Débutant par l'instrumental "Duke's End"(comme en 2007) ce n'est qu'au deuxième morceau, le tubesque "Turn it on again" que Collins fera véritablement son entrée dans le spectacle. Et force est d'admettre que, effectivement, tout le public comprend de suite (pour ceux qui ne le savaient pas) à quel point le chanteur, trublion facétieux des années 80, est diminué. Que ce soit dans dans le timbre de sa voix ou sa gestuelle Phil Collins est désormais un vieillard incapable de jouer de la batterie ou de tenir certaines notes, se trompant même quelque fois sur les paroles ou la structure des morceaux. Mais ce qui m'a le plus interpelé, c'est le manque d'attaque, de peps sur la voix. Collins qui était un chanteur "péchu" avait sa façon de placer sa voix une micro seconde avant le temps, là où ici il semble toujours un poil en retard sur ce dernier, son chant ne sonnent pas "faux" mais "mou". Ce ressenti étant amplifié lors des transitions entre les passages instrumentaux et chantés. Son fils Nic ayant pris brillamment le relai sur cette tournée à la batterie, c'est à lui à 21 ans que revient la lourde tâche de tenir la baraque sur des structures musicales complexes. Et, bon sang ne saurait mentir, il est la totale révélation de cette tournée, ayant hérité du jeu puissant et du son de caisse claire très 80's de son paternel, il apporte une cure de jouvence à un groupe qui emporte haut la main la mise sur les passages instrumentaux. Malheureusement en comparaison, le retour au réel sur les passages chantés semble forcément un peu tristounet et mouligasse.

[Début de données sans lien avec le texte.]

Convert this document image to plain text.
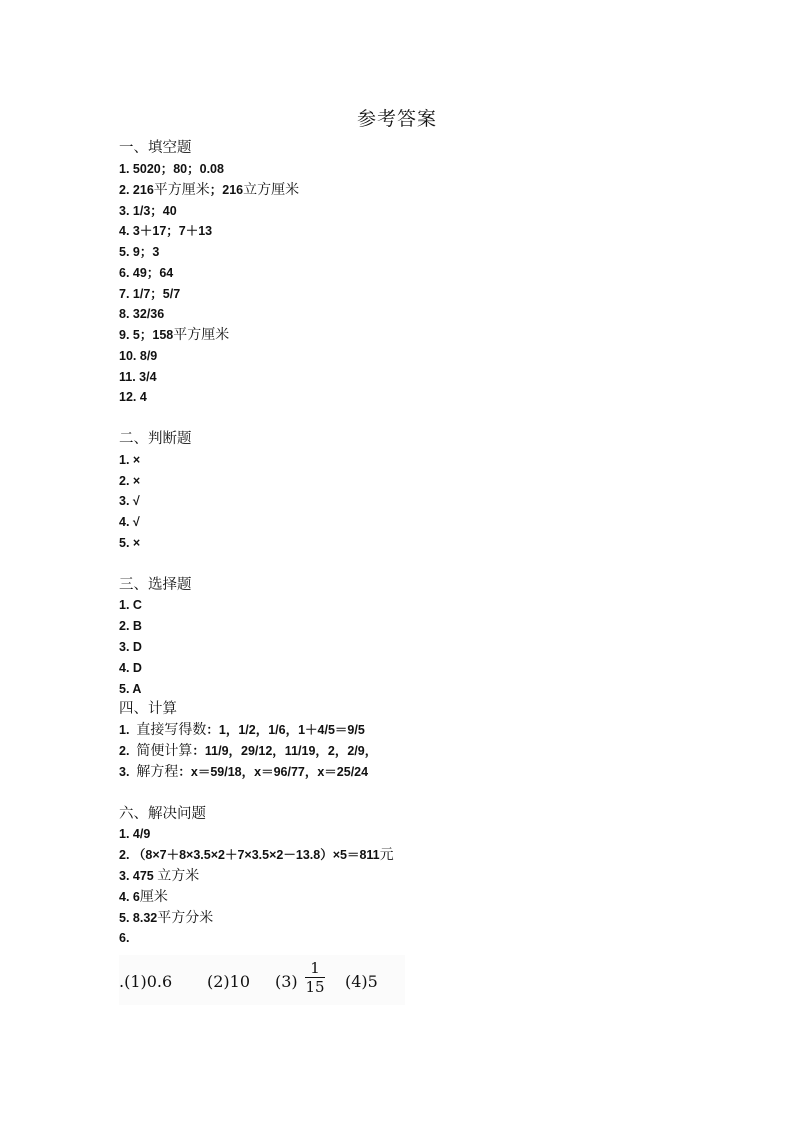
参考答案
一、填空题
1. 5020；80；0.08
2. 216平方厘米；216立方厘米
3. 1/3；40
4. 3＋17；7＋13
5. 9；3
6. 49；64
7. 1/7；5/7
8. 32/36
9. 5；158平方厘米
10. 8/9
11. 3/4
12. 4
二、判断题
1. ×
2. ×
3. √
4. √
5. ×
三、选择题
1. C
2. B
3. D
4. D
5. A
四、计算
1. 直接写得数：1，1/2，1/6，1＋4/5＝9/5
2. 简便计算：11/9，29/12，11/19，2，2/9，
3. 解方程：x＝59/18，x＝96/77，x＝25/24
六、解决问题
1. 4/9
2. （8×7＋8×3.5×2＋7×3.5×2－13.8）×5＝811元
3. 475 立方米
4. 6厘米
5. 8.32平方分米
6.
.(1)0.6 (2)10 (3)
1
15 (4)5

On est très loin de la triste performance de Renaud lors de sa dernière tournée, mais je peux comprendre que le groupe ne souhaite pas laisser cette image de lui, étant donné qu'ils ont annoncé que ne seraient édités ni album live, ni captation vidéo pour cette tournée (initiative que le staff de Renaud aurait été bien inspiré de suivre).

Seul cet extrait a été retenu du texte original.